Moments ago, Apple unveiled the sixth-generation iPhone. When they did, they named it the iPhone 5. Confused? Don’t be, as we’ve been waiting for the iPhone 5 to arrive for over two years now.
Throughout much of last year, AppAdvice, like other news and review sites, referred to Apple’s fifth generation handset as the “iPhone 5.” Of course, when Cupertino unveiled the iPhone 4S in October, that moniker was proven incorrect.
There are a number of reasons Apple might have delayed the iPhone 5 name a year ago.
A name delayed
For one, the iPhone 4S turned out to be a modest update, and not the handset Steve Jobs was rumored to be working on just months before he died in October.
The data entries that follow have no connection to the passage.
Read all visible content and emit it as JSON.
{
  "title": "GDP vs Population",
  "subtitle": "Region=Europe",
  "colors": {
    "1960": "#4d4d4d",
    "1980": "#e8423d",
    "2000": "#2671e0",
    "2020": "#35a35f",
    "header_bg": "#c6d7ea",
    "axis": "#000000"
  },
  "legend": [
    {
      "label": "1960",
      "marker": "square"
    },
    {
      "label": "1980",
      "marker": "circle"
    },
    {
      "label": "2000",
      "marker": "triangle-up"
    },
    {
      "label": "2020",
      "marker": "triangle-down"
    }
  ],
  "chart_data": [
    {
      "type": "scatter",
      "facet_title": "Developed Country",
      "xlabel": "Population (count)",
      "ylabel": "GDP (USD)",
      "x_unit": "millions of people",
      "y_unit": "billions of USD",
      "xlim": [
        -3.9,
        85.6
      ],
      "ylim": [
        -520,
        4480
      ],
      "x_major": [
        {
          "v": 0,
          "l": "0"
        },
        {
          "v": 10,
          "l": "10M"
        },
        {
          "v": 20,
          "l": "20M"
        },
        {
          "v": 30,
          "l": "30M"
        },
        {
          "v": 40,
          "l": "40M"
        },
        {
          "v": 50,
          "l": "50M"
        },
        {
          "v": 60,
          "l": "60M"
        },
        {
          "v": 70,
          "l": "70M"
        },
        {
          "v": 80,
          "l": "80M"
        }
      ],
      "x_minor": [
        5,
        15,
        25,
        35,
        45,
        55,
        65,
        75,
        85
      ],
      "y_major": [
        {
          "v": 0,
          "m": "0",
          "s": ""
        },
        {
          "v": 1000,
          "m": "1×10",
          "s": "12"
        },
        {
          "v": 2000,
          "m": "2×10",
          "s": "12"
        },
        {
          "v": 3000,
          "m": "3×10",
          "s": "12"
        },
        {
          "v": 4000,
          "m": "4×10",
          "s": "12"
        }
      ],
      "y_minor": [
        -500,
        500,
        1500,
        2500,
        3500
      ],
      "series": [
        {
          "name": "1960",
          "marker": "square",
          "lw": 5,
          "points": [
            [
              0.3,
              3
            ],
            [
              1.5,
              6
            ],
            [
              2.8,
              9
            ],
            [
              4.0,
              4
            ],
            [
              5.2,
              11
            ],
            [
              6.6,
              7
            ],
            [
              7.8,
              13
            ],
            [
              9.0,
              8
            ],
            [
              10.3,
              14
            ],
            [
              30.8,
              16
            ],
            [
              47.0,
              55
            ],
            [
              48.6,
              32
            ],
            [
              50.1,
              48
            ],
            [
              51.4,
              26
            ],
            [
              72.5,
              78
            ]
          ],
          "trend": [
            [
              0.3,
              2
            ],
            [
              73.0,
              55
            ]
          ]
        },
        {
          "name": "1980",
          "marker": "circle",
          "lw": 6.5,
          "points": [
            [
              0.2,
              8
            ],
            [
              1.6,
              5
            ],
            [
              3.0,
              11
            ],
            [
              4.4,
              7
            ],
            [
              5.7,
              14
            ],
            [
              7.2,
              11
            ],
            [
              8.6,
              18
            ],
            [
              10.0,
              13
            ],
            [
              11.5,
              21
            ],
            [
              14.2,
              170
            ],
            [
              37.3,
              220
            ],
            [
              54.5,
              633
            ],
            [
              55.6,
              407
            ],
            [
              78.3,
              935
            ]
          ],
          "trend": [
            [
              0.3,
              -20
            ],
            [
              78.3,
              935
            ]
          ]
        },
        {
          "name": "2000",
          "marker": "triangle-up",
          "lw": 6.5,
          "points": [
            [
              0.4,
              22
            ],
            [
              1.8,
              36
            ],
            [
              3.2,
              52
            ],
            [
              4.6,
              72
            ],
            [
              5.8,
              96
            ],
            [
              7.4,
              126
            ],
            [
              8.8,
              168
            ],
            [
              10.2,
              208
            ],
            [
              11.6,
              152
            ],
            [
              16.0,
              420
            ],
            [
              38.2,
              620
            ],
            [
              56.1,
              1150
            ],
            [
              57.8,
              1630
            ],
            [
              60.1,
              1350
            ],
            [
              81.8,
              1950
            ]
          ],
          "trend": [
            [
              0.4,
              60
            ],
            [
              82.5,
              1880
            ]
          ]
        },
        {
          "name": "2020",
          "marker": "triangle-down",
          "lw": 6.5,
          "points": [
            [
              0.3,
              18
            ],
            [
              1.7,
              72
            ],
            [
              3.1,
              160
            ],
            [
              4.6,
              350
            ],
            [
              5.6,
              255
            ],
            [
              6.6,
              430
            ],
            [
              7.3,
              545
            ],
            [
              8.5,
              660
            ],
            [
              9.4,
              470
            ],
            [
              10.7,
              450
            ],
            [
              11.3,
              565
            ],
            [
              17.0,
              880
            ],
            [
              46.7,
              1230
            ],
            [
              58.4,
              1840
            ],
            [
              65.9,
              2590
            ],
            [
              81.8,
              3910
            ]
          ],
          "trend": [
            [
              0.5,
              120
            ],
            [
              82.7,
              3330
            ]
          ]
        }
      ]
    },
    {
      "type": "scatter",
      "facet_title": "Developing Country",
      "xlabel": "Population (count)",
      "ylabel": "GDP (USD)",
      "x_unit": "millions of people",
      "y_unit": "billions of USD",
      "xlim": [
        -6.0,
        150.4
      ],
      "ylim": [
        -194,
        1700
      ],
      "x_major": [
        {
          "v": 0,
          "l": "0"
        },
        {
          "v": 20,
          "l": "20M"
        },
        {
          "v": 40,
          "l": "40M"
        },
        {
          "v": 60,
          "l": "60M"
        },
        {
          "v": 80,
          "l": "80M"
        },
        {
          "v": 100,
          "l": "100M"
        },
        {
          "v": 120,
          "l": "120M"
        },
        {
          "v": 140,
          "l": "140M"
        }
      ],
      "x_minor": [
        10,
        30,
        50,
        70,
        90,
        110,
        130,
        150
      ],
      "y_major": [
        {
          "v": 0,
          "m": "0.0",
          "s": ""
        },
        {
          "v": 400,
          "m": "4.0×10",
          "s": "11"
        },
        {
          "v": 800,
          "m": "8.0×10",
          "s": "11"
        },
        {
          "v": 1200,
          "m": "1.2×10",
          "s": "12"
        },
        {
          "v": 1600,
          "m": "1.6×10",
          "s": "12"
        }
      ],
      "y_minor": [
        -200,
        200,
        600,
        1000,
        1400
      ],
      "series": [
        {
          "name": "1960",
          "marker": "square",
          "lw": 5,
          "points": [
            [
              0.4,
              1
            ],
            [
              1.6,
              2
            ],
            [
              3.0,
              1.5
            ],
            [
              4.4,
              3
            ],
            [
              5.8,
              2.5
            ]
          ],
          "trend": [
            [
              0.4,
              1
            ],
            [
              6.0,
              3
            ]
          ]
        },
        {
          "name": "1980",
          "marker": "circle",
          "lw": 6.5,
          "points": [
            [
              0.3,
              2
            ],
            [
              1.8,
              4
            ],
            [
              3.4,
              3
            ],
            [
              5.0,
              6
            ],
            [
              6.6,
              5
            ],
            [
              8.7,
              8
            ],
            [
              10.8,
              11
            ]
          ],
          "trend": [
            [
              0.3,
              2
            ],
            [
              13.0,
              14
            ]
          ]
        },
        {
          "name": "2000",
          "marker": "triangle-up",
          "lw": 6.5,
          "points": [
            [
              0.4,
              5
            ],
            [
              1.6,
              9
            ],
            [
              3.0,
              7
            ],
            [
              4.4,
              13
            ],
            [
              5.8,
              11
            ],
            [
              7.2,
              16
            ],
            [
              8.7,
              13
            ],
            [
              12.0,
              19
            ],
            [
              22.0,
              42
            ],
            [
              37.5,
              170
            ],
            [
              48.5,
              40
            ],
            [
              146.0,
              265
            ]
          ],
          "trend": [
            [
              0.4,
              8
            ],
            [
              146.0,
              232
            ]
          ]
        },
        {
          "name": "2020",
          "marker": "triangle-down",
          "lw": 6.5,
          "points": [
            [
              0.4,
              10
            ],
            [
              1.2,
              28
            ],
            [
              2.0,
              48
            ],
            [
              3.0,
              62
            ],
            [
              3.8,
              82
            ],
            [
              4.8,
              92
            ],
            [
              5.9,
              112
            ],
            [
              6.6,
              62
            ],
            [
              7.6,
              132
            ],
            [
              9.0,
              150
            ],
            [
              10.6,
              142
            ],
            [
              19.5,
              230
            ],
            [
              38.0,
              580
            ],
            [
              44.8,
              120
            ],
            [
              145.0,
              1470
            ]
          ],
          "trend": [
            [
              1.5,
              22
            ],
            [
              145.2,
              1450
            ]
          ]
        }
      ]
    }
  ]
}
That handset, which was probably much closer in design to the one announced today, was reportedly scrapped as far back as February 2011 because of delays with iOS 5 and Foxconn’s inability to create a thinner iPhone.
Additionally, there are some who argue that Apple switched the name “iPhone 5” for “iPhone 4S” at the last minute as a tribute “4 Steve,” who had resigned as CEO last September. Jobs died on Oct. 5, one day after the iPhone 4S launched.
Most likely, Apple kept the iPhone 5 name until today because of past practice.
Names were never about version numbers
Ever since the second-generation iPhone arrived in 2008, Apple has followed a unique numbering pattern when it comes to naming handsets. The iPhone 3G was named as such because it was the first to use 3G technology. The iPhone 3GS, meanwhile, was so named because it used a faster processor than the previous model. However, because it was only an incremental update, this third generation handset kept “3” in its name.
In 2010, the fourth generation handset debuted, and because it was radically different than the previous three models, it received the name iPhone 4.
What about the new iPad?
We’re still scratching our head as to why Apple chose to drop the numbering convention when they announced the new iPad earlier this year. This is especially puzzling given Apple’s decision to announce the iPhone 5. Perhaps the original plan was to no longer use iPhone numbering this year. But, because of the minor backlash that followed the naming of the new iPad, Apple did an about face.
Apple’s future plans
I’d suggest that Apple’s 2013 handset will retain some sort of iPhone 5 moniker, just as the iPhone 3GS, and iPhone 4S did so previously. In other words, the iPhone 5 (insert letter) will be an incremental update, while the 2014 handset will be named the iPhone 6. That would be the eighth-generation iPhone for those keeping score.
Of course, that discussion can wait for another day.